Quant à la loi E.G.A.L.I.M, évoquée en 2017, elle devait prendre en considération les coûts de productions des agriculteurs afin de définir un prix de vente. Elle n'est pas appliquée et ne le sera pas, sinon à minima. Les industriels et les distributeurs ont pris leurs dispositions pour contourner la loi E.G.A.L.I.M. Voilà, une loi morte avant d'être née !

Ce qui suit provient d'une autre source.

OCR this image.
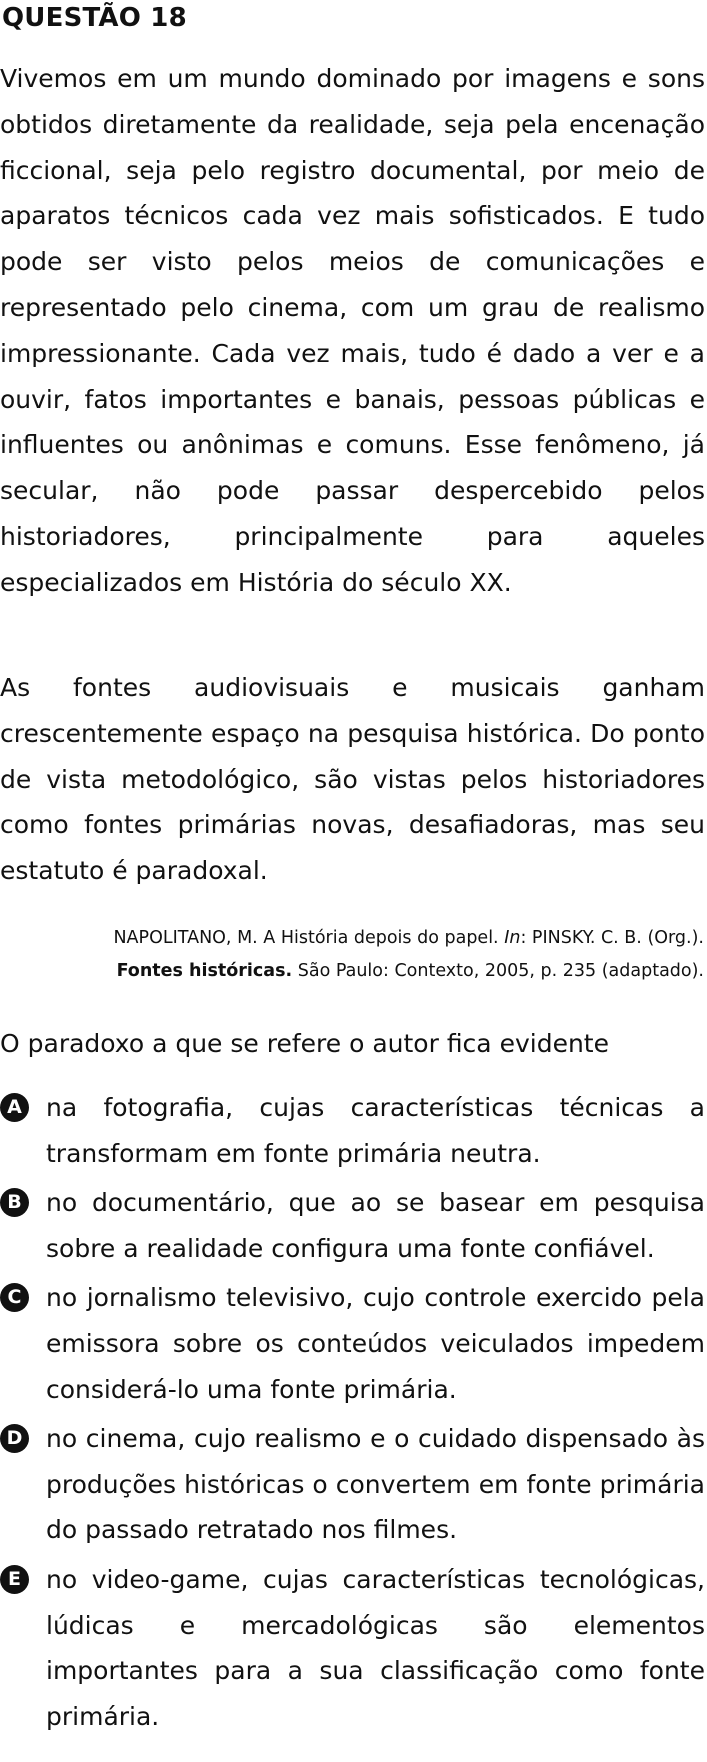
QUESTÃO 18
Vivemos em um mundo dominado por imagens e sons obtidos diretamente da realidade, seja pela encenação ficcional, seja pelo registro documental, por meio de aparatos técnicos cada vez mais sofisticados. E tudo pode ser visto pelos meios de comunicações e representado pelo cinema, com um grau de realismo impressionante. Cada vez mais, tudo é dado a ver e a ouvir, fatos importantes e banais, pessoas públicas e influentes ou anônimas e comuns. Esse fenômeno, já secular, não pode passar despercebido pelos historiadores, principalmente para aqueles especializados em História do século XX.
As fontes audiovisuais e musicais ganham crescentemente espaço na pesquisa histórica. Do ponto de vista metodológico, são vistas pelos historiadores como fontes primárias novas, desafiadoras, mas seu estatuto é paradoxal.
NAPOLITANO, M. A História depois do papel. In: PINSKY. C. B. (Org.).
Fontes históricas. São Paulo: Contexto, 2005, p. 235 (adaptado).
O paradoxo a que se refere o autor fica evidente
A na fotografia, cujas características técnicas a transformam em fonte primária neutra.
B no documentário, que ao se basear em pesquisa sobre a realidade configura uma fonte confiável.
C no jornalismo televisivo, cujo controle exercido pela emissora sobre os conteúdos veiculados impedem considerá-lo uma fonte primária.
D no cinema, cujo realismo e o cuidado dispensado às produções históricas o convertem em fonte primária do passado retratado nos filmes.
E	no video-game, cujas características tecnológicas, lúdicas e mercadológicas são elementos importantes para a sua classificação como fonte primária.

Redistribuer la chaîne de valeur
Pour relancer notre agriculture, il conviendrait de doubler les prix payés aux paysans, sans augmenter le prix payé par le consommateur. Il s'agit avant tout de mieux répartir, entre les producteurs, les agro-industriels et les distributeurs, la chaîne de valeur. Nous voyons que les actions possibles sont largement réalisables. À titre d'exemple, dans les pays du Maghreb (Maroc, Algérie, Tunisie, Égypte et même la Turquie) les prix payés aux producteurs pour la viande bovine est de l'ordre de 10-12 euros le kilo soit 2 fois à 2,5 fois plus élevé qu'en France, avec un prix magasin compris entre 20 et 30 euros le kilo comme en France. Donc, il y a du potentiel pour agir. En doublant le prix payé aux producteurs nous assurerons un revenu aux paysans et nous assurerons, dans le même temps, la transmission des exploitations agricoles. Doubler le prix payé aux paysans implique de passer la part de l'alimentation qui revient aux paysans de 16 milliards d'euros à 32 milliards voire 35 milliards d'euros. Ce qui revient à dire que la part que se partageraient les agro-industriels et les distributeurs passerait de 239 milliards à 220 milliards. En fin de compte, il leur resterait encore un joli magot à se partager.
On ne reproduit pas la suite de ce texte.